Komandan BKSDA Pos Jaga Sampit Muriansyah mengatakan, Pada hari ini, Kamis tanggal 28 Januari 2021 sekitar pukul 17.12 WIB, pihaknya menerima penyerahan 1 ekor bayi/anak Kelasi.
“Umur bayi Kelasi diperkirakan 1 bulan, dengan jenis kelamin jantan. Penyerahan dari warga atas nama Suyono warga Pelita Barat,” ujarnya, Kamis 28 Januari 2021.
Dari keterangan Suyono, Kelasi di dapat dari warga atau peladang di daerah Samuda. Induknya diduga di bunuh warga karena memakan kebun sayur milik warga.
“Karena kasian, bayi Kelasi tersebut di bawa Suyono ke Sampit.
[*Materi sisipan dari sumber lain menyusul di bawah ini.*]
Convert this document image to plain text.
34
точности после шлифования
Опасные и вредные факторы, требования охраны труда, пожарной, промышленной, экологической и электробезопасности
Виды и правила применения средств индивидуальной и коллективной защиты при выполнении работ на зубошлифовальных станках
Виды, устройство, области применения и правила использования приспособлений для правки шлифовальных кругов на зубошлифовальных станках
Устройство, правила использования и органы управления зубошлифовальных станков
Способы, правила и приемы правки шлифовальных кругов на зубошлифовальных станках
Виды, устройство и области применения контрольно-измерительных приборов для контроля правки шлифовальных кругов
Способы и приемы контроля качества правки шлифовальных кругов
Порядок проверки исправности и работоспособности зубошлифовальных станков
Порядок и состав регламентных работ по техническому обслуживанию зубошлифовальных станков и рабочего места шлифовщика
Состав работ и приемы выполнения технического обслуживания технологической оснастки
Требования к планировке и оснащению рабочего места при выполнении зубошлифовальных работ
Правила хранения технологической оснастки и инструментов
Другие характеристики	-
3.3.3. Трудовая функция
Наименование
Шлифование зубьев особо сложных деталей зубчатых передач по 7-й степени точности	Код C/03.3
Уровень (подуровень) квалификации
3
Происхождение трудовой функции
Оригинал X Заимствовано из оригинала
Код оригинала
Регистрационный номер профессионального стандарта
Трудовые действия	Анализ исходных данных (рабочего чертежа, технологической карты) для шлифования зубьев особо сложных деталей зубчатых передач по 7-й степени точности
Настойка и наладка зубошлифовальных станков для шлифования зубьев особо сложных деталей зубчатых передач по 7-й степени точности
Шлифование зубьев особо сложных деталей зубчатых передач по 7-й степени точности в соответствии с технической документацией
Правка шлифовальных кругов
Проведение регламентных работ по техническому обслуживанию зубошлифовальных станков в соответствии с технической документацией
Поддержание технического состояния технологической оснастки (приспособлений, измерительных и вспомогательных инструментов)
Sempat di rawat satu malam lalu diserahkan ke petugas BKSDA Pos Sampit,” sebut Muriansyah.
Rencananya ujar Muri, malam ini Kelasi tersebut akan di bawa ke Pangkalan Bun untuk di rehabilitsi sebelum nanti dilepas liarkan ke hutan.
Kelasi ini disebut juga dengan nama lutung merah, yang dalam bahasa latinnya Presbytis rubicunda dan termasuk keluarga (famili) Cercopithecidae.
“Sepanjang hari, kelasi atau lutung merah biasanya beraktivitas dan aktif di siang hari atau dalam kata lain termasuk satwa diurnal,” demikiannya.